Some thoughts on finishing Fyodor Dostoevsky's Crime and Punishment


1. Story - plot, characters, and action - is paramount.
     a. Translated works are the best reminder than novels need more than nifty language to have legs of their own on which to stand.
     b. Murder, death, insanity, sex, & scandal are all permissible to write about when done well (and in the right circumstances, are downright encouraged); the very real and raw tension of each should be exploited to their fullest if used.

2. F.D.* was the premier soap opera writer of his time.

3. As far as involuntary facial expressions go, C&P invokes one less experienced when reading modern 'serious' fiction - a sudden widening of the eyes.
     a. Today's most frequent involuntary fiction-triggered facial expression is a smug twist of the lips, which I think is a pretty good example of the point David Foster Wallace is trying to make in his essay,"Joseph Frank's Dostoevsky": that the main difference between writers today and writers in D.F.'s era is that today, we as writers seem to lack earnestness, that we resort to casual irony as a self-defense, and that our very hipness and edginess is in fact a response to the fear that perhaps we won't (or fundamentally can't) be taken seriously.

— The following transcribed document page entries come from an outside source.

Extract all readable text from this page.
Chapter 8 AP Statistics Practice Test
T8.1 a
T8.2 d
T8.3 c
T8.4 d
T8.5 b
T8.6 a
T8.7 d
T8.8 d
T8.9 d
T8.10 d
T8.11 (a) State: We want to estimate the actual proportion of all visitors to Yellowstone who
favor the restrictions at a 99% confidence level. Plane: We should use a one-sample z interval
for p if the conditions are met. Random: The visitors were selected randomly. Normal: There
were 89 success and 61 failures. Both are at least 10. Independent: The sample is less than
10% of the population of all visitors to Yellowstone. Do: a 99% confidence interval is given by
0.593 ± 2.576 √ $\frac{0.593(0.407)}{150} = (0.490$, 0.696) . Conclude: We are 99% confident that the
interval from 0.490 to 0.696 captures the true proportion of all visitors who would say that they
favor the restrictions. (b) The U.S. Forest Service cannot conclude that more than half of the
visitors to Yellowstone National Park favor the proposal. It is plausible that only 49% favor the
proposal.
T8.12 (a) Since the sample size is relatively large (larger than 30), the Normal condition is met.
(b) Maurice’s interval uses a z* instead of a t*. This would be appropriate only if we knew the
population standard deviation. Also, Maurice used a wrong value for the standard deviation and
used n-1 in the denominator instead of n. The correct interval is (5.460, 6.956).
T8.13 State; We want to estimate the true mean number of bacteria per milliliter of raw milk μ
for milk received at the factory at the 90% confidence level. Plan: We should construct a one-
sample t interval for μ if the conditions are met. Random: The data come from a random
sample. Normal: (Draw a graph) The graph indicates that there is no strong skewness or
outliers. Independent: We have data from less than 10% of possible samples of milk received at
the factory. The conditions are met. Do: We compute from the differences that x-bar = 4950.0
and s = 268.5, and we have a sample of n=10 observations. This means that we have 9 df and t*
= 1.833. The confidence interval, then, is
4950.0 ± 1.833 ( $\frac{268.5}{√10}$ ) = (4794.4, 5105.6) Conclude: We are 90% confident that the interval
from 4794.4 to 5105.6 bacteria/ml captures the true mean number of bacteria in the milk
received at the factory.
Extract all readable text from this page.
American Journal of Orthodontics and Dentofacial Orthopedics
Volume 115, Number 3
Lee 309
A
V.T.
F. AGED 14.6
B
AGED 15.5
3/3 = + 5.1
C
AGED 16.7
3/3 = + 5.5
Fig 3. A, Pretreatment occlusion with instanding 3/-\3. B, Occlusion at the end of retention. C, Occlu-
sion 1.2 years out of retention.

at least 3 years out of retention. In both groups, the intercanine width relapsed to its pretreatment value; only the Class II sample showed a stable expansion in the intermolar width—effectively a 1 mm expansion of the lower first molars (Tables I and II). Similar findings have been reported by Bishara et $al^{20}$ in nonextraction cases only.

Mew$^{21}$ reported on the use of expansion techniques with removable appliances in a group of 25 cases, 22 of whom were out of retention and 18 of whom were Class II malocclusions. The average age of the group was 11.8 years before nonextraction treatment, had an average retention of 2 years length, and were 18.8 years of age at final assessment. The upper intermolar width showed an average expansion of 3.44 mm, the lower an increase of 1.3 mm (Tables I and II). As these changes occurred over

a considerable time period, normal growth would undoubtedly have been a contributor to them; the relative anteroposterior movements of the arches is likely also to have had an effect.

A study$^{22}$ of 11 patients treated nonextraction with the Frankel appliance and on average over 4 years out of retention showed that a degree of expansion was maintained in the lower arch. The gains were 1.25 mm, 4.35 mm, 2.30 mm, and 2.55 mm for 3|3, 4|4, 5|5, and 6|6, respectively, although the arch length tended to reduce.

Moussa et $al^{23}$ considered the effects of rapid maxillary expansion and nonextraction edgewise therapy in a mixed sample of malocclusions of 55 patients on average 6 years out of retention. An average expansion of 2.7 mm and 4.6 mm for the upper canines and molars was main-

4. Character is best realized as a texture, and less so as a collection or string of ideas. What makes Rodion Romanych Raskolnikov so real is not the assemblage of his personality traits (which are less intentionally-varied and distinct than those of 'exciting' characters in today's fiction), but the texture of his person as created by witnessing R.R.R. through a number of stylistic and situational lenses.
     a. The monologues in particular do major work for D.F., giving his characters 3-4 pages (at minimum) to define themselves in a stylistically newish light (1st person), while still driving plot and action, the true bread & butter of D.F.'s work.

5. Upon completion, the only phrase that comes to mind to describe C&P is as follows: "That book be ill as fuck."

*In writing these notes in my journal, it became apparent that though I enjoy speaking (butchering?) Russian names aloud, I can't spell them worth a damn.